‘People didn’t trust him to put our country first’: Ex-Labour MP Anna Turley blasts Jeremy Corbyn

‘People didn’t trust him to put our country first’: Former northern Labour MP Anna Turley tears into Jeremy Corbyn over his ‘anti-Western world view’ saying he was poison on the doorstep

  • Anna Turley castigated the opposition leader after lost her Redcar seat 
  • Working class Cleveland constituency voted Tory for the first time ever
  • She attacked Corbyn saying: ‘People didn’t trust him to put our country first’

Jeremy Corbyn absolute poison with northern voters who did not trust him to keep the country safe because of his ‘anti-western world view’, a former Labour MP said today as she tore into the outgoing party leader.

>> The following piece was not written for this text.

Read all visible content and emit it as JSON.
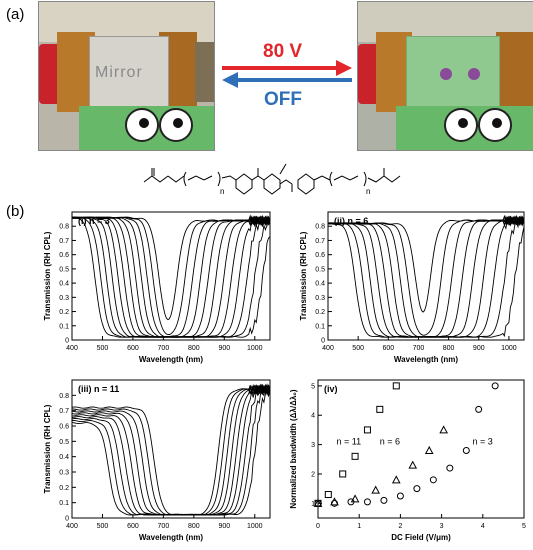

Anna Turley castigated the opposition leader after she was booted out of her Redcar seat in the North East as the Tories took it for the first time.

She said that the Labour leader’s politics was raised far more than Brexit when she campaigned in the working class Cleveland constituency, which voted Leave in 2016.

It came as the opposition party became engulfed in a civil war over the future direction of its politics after its humiliating defeat by Boris Johnson‘s Conservatives.

Redcar was one of a swathe of normally safe Labour seats which fell across the North of England and the Midlands.

Ms Turley lost despite a majority of almost 10,000 in 2017, handing Tory Jacob Young a majority of more than 3,500.

She told BBC Radio 4’s Today programme this morning: ‘One of the biggest criticisms that has to apply to Jeremy but certainly applies to our party at the moment is about our world view.

‘People didn’t trust him to put our country first. They felt there was a sort of anti-western world view.

Anna Turley castigated the opposition leader after lost her Redcar seat

Mr Corbyn last night dismissed calls to step down immediately after overseeing the most catastrophic Labour showing in a poll since 1935

Mr Corbyn last night dismissed calls to step down immediately after overseeing the most catastrophic Labour showing in a poll since 1935

‘His history and his baggage around security and terrorism, whether that was exaggerated or not, the reality is that people didn’t believe he could be trusted with the (nation’s) security or had a world view that would put Britain first and that he could represent us on the global stage, with Trump and Putin at the G7 and he was someone that could lead this country.

‘That was a huge issue for people here.’

Mr Corbyn last night dismissed calls to step down immediately after overseeing the most catastrophic Labour showing in a poll since 1935.

Extraordinarily Mr Corbyn – who will have to face Boris Johnson in what promises to be an humiliating PMQs session next Wednesday – also rejected the idea his appalling personal ratings and extreme policies were to blame.  

Labour’s tally of MPs was slashed by 59 to just 203 in a staggering night of political drama, putting them in a worse position than after Mr Corbyn’s left-wing hero Michael Foot was put to the sword by Margaret Thatcher in 1983. 

Moderates warned the Tories could be in power for another 20 years unless Mr Corbyn and his supporters are evicted from power. 

But left-wingers such as shadow justice secretary Richard Burgon yesterday showed every sign of doubling down on the extreme agenda they tried to sell to the public in the campaign.

And Mr Corbyn said he would remain leader until a contest to replace him is held in the ‘early part of next year’ – in an apparent sign that his clique wants to maintain control of the process. 

Ms Turley added: ‘For me, when you’re getting four doors in a row of lifelong Labour voters saying ”I’m sorry Anna, I’m a lifelong Labour voter, I like what you’ve done, but I just can’t vote for that man to be prime minister”, I’m afraid that’s a fundamental barrier that we just couldn’t get across.’

Ms Turley said that Mr Corbyn was ‘absolutely’ more of a reason than Brexit for her constituents voting for another party, adding: ‘In my constituency, even though it was a 67 per cent Leave constituency, it was four to one the leadership over Brexit.

‘I mean obviously the issues run deeper than that, the Labour Party is bigger than just one person, but the reality is there were issues around our perception around competence.’

Ms Turley added that while Labour’s manifesto had ‘a whole swathe of interesting things’, there were so many that ‘people were overwhelmed by them’ and ‘people just didn’t believe we were the party that could deliver on any of it’.